2. Understand the Numbers

  • Load = average number of processes waiting for CPU or I/O
  • Rule of thumb: Load per CPU > 1.0 means processes are waiting
  • Our alert fires when load per CPU > 2.0 for 5 minutes

3. Check CPU Count

colima ssh -- nproc
# Or from Prometheus:
curl -s "http://localhost:9090/api/v1/query?query=count(node_cpu_seconds_total{mode='idle'})"

Identify the Cause

CPU-Bound Load

# High %cpu in top
colima ssh -- top -bn1 | head -20

# Container CPU usage
docker stats --no-stream --format "table {{.Name}}\t{{.CPUPerc}}" | sort -k2 -rh

I/O-Bound Load

# Check I/O wait
colima ssh -- iostat -x 1 5

# Check disk latency from Prometheus
curl -s "http://localhost:9090/api/v1/query?query=rate(node_disk_io_time_seconds_total[5m])"

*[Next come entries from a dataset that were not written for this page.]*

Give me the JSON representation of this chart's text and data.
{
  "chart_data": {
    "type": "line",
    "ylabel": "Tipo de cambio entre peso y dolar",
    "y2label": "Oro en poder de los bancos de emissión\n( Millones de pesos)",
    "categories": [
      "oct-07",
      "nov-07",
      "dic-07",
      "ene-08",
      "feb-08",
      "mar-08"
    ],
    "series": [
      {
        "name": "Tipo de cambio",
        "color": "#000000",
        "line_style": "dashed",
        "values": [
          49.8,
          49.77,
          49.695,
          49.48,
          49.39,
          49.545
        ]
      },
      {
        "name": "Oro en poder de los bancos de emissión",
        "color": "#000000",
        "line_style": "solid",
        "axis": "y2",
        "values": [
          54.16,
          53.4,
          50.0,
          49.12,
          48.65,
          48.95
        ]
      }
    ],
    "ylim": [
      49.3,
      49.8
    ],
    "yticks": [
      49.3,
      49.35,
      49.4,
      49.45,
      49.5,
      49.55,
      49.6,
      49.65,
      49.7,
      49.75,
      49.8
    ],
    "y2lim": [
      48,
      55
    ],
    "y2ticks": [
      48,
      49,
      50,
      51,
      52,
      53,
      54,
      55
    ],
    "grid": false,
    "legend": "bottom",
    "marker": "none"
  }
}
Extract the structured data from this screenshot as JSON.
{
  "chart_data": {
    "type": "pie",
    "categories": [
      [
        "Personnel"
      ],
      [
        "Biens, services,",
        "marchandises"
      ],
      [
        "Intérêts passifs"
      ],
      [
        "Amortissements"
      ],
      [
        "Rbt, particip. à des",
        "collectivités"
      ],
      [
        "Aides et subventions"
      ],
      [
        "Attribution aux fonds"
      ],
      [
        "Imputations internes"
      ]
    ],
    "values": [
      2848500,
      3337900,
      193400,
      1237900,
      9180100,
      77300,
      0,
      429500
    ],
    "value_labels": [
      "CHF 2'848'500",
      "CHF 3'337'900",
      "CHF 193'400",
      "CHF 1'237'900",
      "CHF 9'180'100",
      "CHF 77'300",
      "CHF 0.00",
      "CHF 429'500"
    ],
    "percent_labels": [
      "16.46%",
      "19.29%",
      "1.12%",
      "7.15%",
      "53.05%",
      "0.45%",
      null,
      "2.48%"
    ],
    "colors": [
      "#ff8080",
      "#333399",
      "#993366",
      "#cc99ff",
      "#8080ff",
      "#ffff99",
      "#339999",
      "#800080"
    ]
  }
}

# Find I/O heavy processes
colima ssh -- iotop -btoqqq -n 5

Memory Pressure (Swapping)

# Check swap activity
colima ssh -- vmstat 1 5

# If si/so columns show activity, memory is the issue

Common Causes

Container Build Jobs

  1. Check for running builds: docker ps | grep build
  2. Wait for completion or cancel if stuck

Database Heavy Queries

  1. Check PostgreSQL:
    SELECT pid, now() - query_start AS duration, state, query
    FROM pg_stat_activity WHERE state != 'idle' ORDER BY duration DESC;

Disk I/O Bottleneck

  1. Usually caused by:
    • Database queries
    • Large file operations
    • Container logging
  2. See Host-High-Disk runbook for cleanup

Too Many Concurrent Containers

  1. Check container count: docker ps | wc -l
  2. Consider stopping non-essential containers

Remediation Steps

Safe Actions (Automated)

  • Restart containers showing high CPU in docker stats
  • Clear Redis cache to reduce I/O
  • Stop non-essential background jobs

Requires Human Approval

  • Restart database containers
  • Kill database queries
  • Reduce parallelism in CI/CD jobs

Escalation Criteria

  • Load > 4x CPU count sustained
  • I/O wait > 50%
  • Critical services unresponsive
  • Root cause unclear

Post-Incident

  1. Identify which process/container caused load spike
  2. Consider resource limits for containers
  3. Review CI/CD parallelism settings
  4. Check if Colima needs more CPU allocation